Глава двадцать седьмая
Додо Шапель сидела, положив ногу на ногу, в кресле. В пошивочной мастерской.
Среди своих портних и полуголых манекенщиц.
У мадам Шапель сегодня хороший день — Пако Кабесон зазвал ее на обед, и она пошла, хоть затворницей в Париже прослыла. Обед был хоть куда! И Пако хоть куда. Все такой же: козявка, жучок-паучок, от горшка два вершка, не видать, как по земле ползает, а хорохорится: «Бошей на фонарь! Мы все равно их всех на фонарях вздернем!». Это тебе не времена Марата, дергала плечом Додо, не выдумывай. У бошей оружие и беспримерная наглость, а у нас что? В нас даже веселье выдохлось, как старый сидр, не говоря уж о геройстве! Пьешь тебя — а ты без пузырьков, в нос не шибаешь!
Мы им в нос дерьмом шибанем, дай срок, хмурился Кабесон и ударял бокалом о бокал Додо.
И она пила вместе с ним — за победу Франции.
Распятой, замученной, зачумленной, под немцем корчащейся Франции.
Разве труп воскреснет?
Пила!
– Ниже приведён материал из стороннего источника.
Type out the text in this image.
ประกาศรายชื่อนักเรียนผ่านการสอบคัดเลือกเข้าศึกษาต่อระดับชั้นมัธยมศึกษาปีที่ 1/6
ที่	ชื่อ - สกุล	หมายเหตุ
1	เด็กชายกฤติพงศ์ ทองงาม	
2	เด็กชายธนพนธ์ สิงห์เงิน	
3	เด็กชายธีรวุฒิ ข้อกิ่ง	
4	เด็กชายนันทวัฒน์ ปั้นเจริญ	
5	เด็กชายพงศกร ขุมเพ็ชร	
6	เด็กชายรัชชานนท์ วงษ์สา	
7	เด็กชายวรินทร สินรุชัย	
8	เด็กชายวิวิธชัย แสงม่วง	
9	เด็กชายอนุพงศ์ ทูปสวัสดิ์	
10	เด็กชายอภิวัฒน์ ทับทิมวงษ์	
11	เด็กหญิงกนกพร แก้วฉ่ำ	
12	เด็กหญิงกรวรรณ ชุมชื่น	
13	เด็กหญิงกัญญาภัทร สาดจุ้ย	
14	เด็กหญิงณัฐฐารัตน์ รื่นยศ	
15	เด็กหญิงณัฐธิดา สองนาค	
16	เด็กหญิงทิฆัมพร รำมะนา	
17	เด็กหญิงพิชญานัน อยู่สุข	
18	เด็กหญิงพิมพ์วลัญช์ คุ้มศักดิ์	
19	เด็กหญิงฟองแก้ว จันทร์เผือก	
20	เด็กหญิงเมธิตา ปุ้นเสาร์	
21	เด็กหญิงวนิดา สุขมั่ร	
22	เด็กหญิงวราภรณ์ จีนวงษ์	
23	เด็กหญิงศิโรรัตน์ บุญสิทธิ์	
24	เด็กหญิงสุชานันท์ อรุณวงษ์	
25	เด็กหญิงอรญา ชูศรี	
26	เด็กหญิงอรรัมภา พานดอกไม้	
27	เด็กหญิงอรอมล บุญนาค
Одно веселье — пить. Пить и курить.
Для своего возраста ты слишком много куришь, Додо. Твои молодые любовники…
Что — любовники? Не любят, когда от тебя воняет табаком?
Ничего, пусть терпят. Ты Додо, а они никто!
Портниха в мелких кудерьках, беленькая овечка, подскочила, креп-жоржет в руках вертела:
— Мадам Шапель, дайте-ка ручку!.. приложу кусочек… отличное будет платьице…
— Не мадам Шапель, а Додо, — отчетливо сказала Додо, выпустив струю дыма. — Не ручку, а руку. Не платьице, а платье! Что вы все сюсюкаете! Как грудники! Говори по-человечески!
— Хорошо, мадам Додо… конечно… да-да-да…
Овечка отскочила. Сквозь прозрачный креп-жоржет просвечивал острый локоть, острая грудка. Жесткий, по старинке, бабушкин лифчик носит девка. А грудь должна быть свободна. Упруга и свободна.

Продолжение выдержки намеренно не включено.